Currently, the QA process is typically post hoc and the reports of events are generated voluntarily. With the implementation of computerized information systems, it makes sense to include logic that generates reports of “errors” as defined by the Institute of Medicine report; that is, actions that result in an outcome other than what was expected. Software logic may be applied to the accurate and complete clinical documentation and then suggest a determination whether a case involved an error. For example, if an ASA Physical Status One patient receives epinephrine, something happened, and further details would be invaluable to anyone reviewing this case. With the integration of physiological monitors, other events will be suggested, however, a consensus will need to be achieved within a department or group, and hopefully, within our specialty, about what constitutes an “event.” If the oxygen saturation drops below 90% for greater than five minutes, is that hypoxemia? In the future, it is likely that real time prompts (“smart alarms”) will suggest the presence of an adverse event or error and suggests additional documentation be provided to help the person who will eventually be reviewing that case. These comments must be protected from outside discovery by the QA process.
Conclusion
Many of the problems with modern health care are systems problems. As noted by Dr. Avedis Donabedian, a well-known health care quality researcher who spoke about his own medical care: “People have a big problem understanding the relationship between quality and systems. Many doctors seek refuge in the allegation that they are good clinicians but the system is wrong, without realizing that they are the key aspects of the system… The system is the problem… ” (The New York Times, June 12, 2001) To make improvements, we must change our systems. Information systems provide powerful tools to reengineer systems and work processes. Since operating room suites provide much of the income for many health systems, improvements in perioperative systems can have a large impact on the institution.
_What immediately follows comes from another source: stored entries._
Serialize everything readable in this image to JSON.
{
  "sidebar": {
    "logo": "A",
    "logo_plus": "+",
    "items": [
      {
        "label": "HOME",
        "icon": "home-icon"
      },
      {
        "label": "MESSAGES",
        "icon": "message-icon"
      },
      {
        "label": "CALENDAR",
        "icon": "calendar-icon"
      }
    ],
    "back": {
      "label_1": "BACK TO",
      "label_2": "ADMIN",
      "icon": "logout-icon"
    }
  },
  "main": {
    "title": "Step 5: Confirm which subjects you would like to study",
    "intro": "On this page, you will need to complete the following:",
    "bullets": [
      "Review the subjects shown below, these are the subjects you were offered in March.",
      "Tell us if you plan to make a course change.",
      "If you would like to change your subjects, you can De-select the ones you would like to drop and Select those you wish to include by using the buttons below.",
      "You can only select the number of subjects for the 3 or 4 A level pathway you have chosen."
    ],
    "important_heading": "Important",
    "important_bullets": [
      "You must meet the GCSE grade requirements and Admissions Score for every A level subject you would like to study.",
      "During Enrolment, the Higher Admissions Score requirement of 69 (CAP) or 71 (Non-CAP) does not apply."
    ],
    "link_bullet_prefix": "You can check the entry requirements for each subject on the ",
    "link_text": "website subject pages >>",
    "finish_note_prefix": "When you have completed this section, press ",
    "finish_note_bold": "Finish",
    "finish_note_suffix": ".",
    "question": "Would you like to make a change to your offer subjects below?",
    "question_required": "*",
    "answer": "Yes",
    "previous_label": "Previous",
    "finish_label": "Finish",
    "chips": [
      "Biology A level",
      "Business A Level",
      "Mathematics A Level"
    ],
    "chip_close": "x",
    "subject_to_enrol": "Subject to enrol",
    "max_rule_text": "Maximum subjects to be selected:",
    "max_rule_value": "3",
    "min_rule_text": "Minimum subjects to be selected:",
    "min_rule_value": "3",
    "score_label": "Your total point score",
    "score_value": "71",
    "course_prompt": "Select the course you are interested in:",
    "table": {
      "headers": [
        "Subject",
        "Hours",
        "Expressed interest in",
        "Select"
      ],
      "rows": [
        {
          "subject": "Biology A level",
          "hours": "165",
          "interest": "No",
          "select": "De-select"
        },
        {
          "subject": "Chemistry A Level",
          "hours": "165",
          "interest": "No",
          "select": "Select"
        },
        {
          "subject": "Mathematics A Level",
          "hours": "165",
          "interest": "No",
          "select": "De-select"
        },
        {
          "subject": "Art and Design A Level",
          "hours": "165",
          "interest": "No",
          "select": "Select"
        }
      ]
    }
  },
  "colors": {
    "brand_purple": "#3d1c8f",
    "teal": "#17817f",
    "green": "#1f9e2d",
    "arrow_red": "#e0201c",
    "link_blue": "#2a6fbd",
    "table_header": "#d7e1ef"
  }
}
Realizing this, institutions are beginning to make the appropriate investments in information systems. As physicians, we need data that we can transform into information and apply as knowledge. The data elements we need to achieve these goals go beyond what is required to provide a complete and accurate clinical record but they are nonetheless important to achieve the potential benefit of clinical information systems. We must participate and insist on follow through. The so-often neglected Post-Anesthesia Record must be an integral part of such a system.
Dr. O’Reilly is from the Department of Anesthesiology, University of Michigan, Ann Arbor.